Страница 10 из 15
– Почему же ты тогда ушел из общаги?
– Так надо было. Странная штука: чем больше людей вокруг, тем более одиноким я себя чувствую. А один – совсем не могу.
Это обстоятельство, на твой взгляд, противоречило его утверждению, что он сильный человек. И тебе никак не удавалось сложить этот пазл. Он был с тобой откровенен, но это отнюдь не способствовало твоему пониманию его как личности.
– Послушай, – вернулась ты к истории с мюзиклом, – а что, Глеб боялся конкуренции? Почему не хотел, чтобы ты участвовал в мюзикле? Ты что – лучше его?
– Я лучше всех, – сказал мальчишка, глядя на тебя.

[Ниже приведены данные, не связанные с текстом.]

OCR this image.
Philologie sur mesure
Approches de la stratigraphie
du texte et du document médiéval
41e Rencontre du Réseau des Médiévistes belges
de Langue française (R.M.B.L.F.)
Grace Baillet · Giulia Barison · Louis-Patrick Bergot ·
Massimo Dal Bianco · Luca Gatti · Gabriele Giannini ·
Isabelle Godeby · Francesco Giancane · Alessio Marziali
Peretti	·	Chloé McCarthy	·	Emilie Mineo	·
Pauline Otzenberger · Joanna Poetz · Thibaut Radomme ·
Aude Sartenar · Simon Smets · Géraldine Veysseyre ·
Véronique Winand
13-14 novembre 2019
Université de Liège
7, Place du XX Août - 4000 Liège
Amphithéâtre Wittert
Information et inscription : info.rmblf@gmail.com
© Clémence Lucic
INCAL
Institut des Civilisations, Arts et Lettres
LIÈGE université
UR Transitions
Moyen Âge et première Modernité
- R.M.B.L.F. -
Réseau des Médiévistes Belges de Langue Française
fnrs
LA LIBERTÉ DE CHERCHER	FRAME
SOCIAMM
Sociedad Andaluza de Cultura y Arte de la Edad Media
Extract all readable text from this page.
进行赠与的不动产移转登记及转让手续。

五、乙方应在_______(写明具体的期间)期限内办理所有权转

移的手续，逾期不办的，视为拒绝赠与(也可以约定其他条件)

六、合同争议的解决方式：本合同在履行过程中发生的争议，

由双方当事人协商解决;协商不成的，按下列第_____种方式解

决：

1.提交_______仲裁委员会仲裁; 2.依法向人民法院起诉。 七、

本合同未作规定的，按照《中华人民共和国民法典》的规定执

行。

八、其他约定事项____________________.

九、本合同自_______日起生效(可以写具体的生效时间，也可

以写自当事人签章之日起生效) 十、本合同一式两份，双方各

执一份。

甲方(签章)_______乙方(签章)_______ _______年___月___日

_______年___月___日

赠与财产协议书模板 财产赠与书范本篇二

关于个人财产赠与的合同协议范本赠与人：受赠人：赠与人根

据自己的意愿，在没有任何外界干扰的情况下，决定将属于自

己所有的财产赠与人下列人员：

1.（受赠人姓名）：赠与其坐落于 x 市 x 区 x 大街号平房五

Ох, ничего ж себе – самомнение, удивилась ты. Ты такого никак от него не ожидала. Такой самонадеянности, такой самоуверенности. А, собственно, на кого ему еще можно было надеяться, если не на себя? В кого верить, если не в себя? И ты же его не слышала. Может, он и вправду лучше всех? А тебе даже в голову не пришло послушать, например, его записи. Он был для тебя просто домочадцем. Очень искренним и настоящим.
– Ты… в самом деле так считаешь?
– Тут такая штука… наверное, меня нельзя назвать в полном смысле слова вокалистом. У меня всегда была достаточно низкая самооценка. Я старался убедить себя в том, что я не хуже других, всегда жутко волновался перед каждым выступлением. Я и сейчас, когда стою на бэкстейдже, мне нужно, чтобы никто меня не трогал, ничего не говорил. Мне необходимо настроиться, постоять минут пять в одиночестве. А еще я всегда громко повторяю фразу "Я смелый! Я сильный! Я умный! Я талантливый!". Борюсь с внутренней истерикой. Представляешь это кино со стороны? – усмехнулся он. – В общем, хороших вокалистов много. И голоса есть посильнее. И все-таки я знаю, что в чем-то я – лучший.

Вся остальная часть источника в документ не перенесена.